The difference this year, so far, has been primarily attributed to the “dollar” as if the “dollar” was an exogenous factor upon economic being. Being more of a financial parameter that might make sense, but you have to keep in mind that the “dollar” acts not purely financially but as a means of expression and thus transmission between financially-driven views and settings and the real economy. In the sense of corporations in the US, there has been a very clear upset to the business dynamic, dollar or not:

With the S&P up only 1.1 per cent this year, investors are concerned that several companies could emulate General Electric and Philip Morris, which each said last week that the dollar reduced their revenues by nearly $1bn in the first quarter. GE said currency swings hit profits by $120m, and Philip Morris reported a $585m hit to “operating companies income”.

Companies themselves are taking great pains to steer away from direct “dollar” figures, instead preferring “constant currency” comparisons. IBM probably inaugurated that as much as anyone, and maybe with good reason if under the intent of softening the blow. No matter how you view it, it is misleading since the company, as analysts, was not making the same “dollar” distinction when it was in reverse, tremendously boosting top and bottom lines. IBM’s latest quarter was another disaster, but appears less alarming when adjusting for the “dollar.”

ABOOK April 2015 IBM Dollar

IBM’s revenue results are as bad as the worst parts of 2009, but the company has rushed to reassure that it isn’t so, either forgetting or ignoring that the same attempt was made in 2009 with far less success. Part of the problem for this is undoubtedly the nature of earnings to begin with, and even revenues, which are to some degree fungible. However, in terms of free cash flow, IBM reported only $1.1 billion in Q1 which is better than last year’s Q1 $600 million but not any different than Q1 2009. If there is a reason for all this combined concern over the “dollar”, pursuant to all these attempts to excuse or assuage it, it is because the “dollar” has very real effects on corporate operations, and thus the economy itself.

FactSet expects first-quarter earnings for the S&P 500 to decline 4 per cent and revenues to drop 3 per cent.
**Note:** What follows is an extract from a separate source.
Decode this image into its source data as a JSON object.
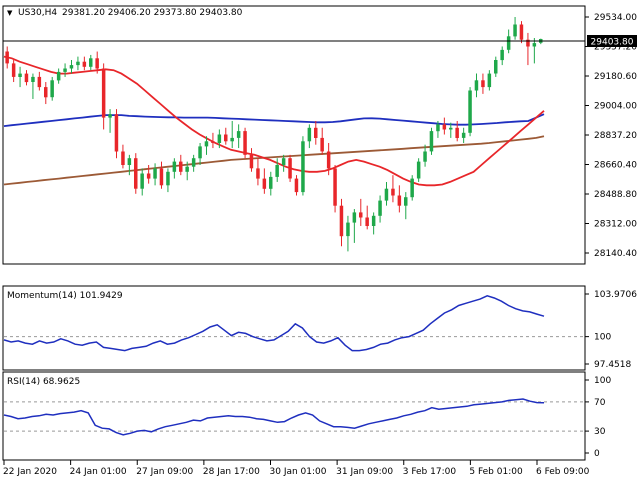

But it expects both earnings and revenues to be down 10 per cent for companies that generate less than half their sales in the US.

So again, corporate managers will not be pouring new cash into useful and productive investments in 2015, just as they have studiously avoided doing so for years now. What we don’t yet know is whether these “dollar” effects will be so negative for earnings and cash flow as to curtail even repurchases, if not discount further capex. The “slump” so far this year, “unexpected” as always, already suggests as much.

What a very different world April 2015 compared to December 2014, even though the “dollar” had already risen appreciably by then. That, I think, is itself highly relevant, as the “dollar”, as oil, has progressed enough now that “they” can no longer ignore it or its potential delivery for negative expectations, especially as some of them are starting to be upheld by actual results. It sounds like a self-fulfilling prophecy, but the “dollar” was well ahead of these trends last year, and now has a hand in bringing it about – financial transmission of expectations to reality.